Ave Maria! Sr. Wendy's astute observation on faith, which arrived in my email box this morning, ties in well with today's gospel (Mark 10:32-45) where James and John tell the Lord "we want you to do for us whatever we ask of you” and then ask him, “Grant that in your glory we may sit one at your right and the other at your left.” Jesus makes it clear that he's not handing out comfort blankets -- not now, at least, and as for later, that's not his to give. In his typically unequivocal fashion, the Master enlightens his followers with the truth: “You do not know what you are asking. Can you drink the chalice that I drink or be baptized with the baptism with which I am baptized?” And when they blithely respond, "We can," Christ spells out the details so that they might understand and accept that faith is, as Sr. Wendy says, "a strenuous call to engage all we are with the Father of Jesus."
The disciples just don't get it. And neither do I most of the time. I very much want my comfort blanket and all the creature comforts that go with it. I'm afraid of drinking the chalice of suffering that my Lord drank, of being baptized unto death as He was. The idea of being servant and slave of all overwhelms me. I'm not that good, that generous, that loving. I am selfish, proud, ambitious. I have my needs and desires. And yet, more than anything else, I do ardently long to follow Jesus through death to life for the glory of the Father.
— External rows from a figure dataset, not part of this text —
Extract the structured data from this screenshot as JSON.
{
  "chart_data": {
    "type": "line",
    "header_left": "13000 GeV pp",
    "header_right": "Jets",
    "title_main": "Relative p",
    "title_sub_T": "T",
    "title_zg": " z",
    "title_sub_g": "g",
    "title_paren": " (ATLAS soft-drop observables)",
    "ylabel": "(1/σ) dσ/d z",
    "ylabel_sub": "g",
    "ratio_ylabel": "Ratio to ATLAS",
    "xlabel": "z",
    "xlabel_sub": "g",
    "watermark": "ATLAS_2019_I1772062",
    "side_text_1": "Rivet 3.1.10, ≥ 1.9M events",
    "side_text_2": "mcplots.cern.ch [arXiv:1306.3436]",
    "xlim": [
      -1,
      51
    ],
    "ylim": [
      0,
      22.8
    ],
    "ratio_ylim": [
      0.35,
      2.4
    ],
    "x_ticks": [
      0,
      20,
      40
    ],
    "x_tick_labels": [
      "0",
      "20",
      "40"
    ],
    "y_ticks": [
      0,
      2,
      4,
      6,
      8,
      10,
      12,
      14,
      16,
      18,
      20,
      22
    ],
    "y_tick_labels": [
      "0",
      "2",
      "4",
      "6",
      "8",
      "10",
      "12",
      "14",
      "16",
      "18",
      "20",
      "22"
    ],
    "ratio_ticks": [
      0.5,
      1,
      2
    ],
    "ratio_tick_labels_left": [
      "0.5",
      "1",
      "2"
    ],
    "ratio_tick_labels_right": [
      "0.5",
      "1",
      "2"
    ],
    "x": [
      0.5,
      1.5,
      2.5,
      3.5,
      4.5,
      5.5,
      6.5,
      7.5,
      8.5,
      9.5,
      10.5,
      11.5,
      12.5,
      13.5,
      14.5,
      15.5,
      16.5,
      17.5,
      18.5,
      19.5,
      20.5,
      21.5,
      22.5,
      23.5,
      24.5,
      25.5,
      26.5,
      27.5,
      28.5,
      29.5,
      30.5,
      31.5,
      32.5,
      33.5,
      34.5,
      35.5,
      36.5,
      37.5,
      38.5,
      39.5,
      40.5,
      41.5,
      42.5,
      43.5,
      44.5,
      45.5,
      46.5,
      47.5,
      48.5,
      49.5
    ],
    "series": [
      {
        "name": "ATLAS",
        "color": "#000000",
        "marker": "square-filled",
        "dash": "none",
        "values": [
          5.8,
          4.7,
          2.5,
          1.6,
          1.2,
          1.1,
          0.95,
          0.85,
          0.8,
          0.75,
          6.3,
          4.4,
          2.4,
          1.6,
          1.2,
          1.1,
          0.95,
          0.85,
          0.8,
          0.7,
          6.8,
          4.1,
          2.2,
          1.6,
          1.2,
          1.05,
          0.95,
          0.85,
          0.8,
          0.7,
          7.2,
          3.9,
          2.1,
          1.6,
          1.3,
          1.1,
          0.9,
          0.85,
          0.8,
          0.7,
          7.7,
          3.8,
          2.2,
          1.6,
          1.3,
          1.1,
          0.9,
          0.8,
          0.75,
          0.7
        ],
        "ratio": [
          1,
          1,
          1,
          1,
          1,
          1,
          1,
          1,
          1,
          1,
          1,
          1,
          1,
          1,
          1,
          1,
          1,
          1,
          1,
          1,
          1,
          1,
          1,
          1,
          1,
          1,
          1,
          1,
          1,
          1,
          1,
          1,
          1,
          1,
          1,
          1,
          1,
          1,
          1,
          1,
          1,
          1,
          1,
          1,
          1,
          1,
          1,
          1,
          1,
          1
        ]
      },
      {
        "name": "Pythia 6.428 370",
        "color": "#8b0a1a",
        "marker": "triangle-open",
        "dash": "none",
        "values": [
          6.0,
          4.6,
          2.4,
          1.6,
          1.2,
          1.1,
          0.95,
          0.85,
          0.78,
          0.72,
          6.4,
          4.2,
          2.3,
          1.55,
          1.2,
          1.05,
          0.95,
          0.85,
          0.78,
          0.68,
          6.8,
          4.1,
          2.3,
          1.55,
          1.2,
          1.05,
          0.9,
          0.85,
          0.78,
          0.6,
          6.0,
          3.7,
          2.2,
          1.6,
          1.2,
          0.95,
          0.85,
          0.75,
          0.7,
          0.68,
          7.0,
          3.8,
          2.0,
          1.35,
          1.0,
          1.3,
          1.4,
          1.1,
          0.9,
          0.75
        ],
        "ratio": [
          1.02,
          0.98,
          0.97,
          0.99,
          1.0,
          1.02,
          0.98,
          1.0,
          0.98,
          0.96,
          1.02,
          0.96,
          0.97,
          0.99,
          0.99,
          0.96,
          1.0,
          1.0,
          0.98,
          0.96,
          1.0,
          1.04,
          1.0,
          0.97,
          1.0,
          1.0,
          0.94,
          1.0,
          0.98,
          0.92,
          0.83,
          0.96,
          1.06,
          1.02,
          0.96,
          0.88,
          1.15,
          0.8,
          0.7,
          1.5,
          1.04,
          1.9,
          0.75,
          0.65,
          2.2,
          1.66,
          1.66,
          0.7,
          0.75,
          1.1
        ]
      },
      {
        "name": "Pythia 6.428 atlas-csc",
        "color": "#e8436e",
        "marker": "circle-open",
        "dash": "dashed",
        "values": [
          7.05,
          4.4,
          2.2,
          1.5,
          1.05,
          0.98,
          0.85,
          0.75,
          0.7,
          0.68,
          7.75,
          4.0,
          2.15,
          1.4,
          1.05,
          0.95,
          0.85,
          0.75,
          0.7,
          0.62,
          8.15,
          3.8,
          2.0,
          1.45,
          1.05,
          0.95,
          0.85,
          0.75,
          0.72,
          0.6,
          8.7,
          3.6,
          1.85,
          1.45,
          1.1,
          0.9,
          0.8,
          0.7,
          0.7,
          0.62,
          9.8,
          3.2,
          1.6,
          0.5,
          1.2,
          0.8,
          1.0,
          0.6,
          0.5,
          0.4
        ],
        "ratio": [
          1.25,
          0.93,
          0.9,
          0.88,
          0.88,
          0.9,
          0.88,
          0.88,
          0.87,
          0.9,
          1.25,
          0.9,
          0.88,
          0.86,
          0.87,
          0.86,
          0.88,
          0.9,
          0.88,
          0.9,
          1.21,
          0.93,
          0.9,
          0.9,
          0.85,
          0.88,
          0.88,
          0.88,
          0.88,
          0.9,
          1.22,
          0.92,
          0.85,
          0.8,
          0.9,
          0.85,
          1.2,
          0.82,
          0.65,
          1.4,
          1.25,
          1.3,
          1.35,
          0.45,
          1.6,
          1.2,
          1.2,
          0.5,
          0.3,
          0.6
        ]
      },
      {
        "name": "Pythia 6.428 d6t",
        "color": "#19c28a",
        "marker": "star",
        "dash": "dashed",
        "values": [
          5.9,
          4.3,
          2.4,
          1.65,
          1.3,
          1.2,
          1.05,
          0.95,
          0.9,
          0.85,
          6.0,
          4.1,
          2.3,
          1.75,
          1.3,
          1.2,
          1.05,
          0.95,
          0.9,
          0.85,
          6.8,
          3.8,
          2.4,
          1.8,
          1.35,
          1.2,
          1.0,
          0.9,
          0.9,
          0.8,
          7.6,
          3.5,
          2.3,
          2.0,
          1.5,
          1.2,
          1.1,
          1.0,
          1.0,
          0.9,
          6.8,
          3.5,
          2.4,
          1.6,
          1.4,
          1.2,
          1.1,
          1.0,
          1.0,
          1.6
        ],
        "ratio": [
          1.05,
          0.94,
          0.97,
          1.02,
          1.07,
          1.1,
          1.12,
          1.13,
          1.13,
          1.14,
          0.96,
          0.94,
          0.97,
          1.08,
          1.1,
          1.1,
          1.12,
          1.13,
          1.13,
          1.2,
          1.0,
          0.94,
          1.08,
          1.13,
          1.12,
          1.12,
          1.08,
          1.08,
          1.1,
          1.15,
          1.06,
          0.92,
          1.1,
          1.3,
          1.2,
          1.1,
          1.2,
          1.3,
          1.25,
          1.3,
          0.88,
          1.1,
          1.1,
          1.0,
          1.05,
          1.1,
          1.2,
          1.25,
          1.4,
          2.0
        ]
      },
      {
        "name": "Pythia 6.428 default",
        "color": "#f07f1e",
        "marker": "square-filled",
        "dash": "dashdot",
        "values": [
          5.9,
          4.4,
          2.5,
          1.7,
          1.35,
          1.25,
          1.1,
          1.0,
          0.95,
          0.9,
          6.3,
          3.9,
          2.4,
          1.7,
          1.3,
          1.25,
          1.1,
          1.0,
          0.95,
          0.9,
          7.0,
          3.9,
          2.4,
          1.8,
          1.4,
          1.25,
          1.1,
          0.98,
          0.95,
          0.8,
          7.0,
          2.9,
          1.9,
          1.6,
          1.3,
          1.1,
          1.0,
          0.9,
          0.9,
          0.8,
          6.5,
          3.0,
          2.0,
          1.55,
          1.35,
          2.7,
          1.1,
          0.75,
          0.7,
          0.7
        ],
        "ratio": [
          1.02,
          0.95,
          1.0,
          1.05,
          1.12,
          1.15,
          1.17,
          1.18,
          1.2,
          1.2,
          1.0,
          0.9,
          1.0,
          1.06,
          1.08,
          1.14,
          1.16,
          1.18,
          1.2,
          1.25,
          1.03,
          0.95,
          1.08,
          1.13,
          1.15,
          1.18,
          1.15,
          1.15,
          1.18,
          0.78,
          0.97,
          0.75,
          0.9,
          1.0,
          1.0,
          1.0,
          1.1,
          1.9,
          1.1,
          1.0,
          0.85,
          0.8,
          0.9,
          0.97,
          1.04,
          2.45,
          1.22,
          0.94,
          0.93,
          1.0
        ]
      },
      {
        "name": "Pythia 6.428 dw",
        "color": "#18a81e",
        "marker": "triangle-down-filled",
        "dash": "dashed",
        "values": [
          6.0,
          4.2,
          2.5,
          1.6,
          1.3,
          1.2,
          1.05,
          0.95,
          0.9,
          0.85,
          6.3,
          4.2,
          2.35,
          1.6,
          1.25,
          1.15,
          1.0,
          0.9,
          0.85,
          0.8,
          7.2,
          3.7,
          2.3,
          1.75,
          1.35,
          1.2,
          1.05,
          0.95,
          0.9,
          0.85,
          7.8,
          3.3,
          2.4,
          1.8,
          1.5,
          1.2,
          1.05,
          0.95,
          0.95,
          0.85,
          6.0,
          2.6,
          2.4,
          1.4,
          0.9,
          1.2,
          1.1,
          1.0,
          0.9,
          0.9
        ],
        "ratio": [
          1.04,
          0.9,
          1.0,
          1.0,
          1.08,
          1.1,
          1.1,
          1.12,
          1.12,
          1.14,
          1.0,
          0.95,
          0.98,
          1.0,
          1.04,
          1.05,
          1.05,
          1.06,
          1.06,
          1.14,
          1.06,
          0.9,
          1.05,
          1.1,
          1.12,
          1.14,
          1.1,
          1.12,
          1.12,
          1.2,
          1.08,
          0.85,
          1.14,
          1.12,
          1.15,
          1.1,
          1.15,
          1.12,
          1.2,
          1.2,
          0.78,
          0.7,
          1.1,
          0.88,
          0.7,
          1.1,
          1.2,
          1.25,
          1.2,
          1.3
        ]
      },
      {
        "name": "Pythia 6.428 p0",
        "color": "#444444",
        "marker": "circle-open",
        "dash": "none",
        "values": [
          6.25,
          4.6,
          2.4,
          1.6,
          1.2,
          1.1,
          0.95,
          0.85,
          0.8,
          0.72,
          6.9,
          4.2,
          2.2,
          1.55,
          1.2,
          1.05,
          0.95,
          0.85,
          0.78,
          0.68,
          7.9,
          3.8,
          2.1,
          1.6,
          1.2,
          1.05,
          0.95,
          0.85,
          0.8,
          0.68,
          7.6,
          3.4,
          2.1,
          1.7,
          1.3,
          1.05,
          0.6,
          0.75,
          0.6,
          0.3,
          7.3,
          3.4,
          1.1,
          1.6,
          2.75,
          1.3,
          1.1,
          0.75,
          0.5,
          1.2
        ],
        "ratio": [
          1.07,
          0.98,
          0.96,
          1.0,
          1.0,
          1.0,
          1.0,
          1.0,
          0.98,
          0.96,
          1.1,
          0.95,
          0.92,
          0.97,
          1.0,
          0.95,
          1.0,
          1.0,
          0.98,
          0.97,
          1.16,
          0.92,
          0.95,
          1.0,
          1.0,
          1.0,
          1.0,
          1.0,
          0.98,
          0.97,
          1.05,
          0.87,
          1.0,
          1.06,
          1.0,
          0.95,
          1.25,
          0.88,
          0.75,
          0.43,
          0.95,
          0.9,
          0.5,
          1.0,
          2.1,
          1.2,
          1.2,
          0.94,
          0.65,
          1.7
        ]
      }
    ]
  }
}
With St. Paul, I want to be found in Christ, "that I may know Him and the power of His resurrection, and may share His sufferings, becoming like Him in His death, that if possible I may attain the resurrection from the dead" (Philippians 4:9-11). I am weak, but He is strong. With Him, I shall do bravely. Deo gratias!
Dear Lord, strengthen my faith and enlarge my heart so that I may live and die for You alone. Amen.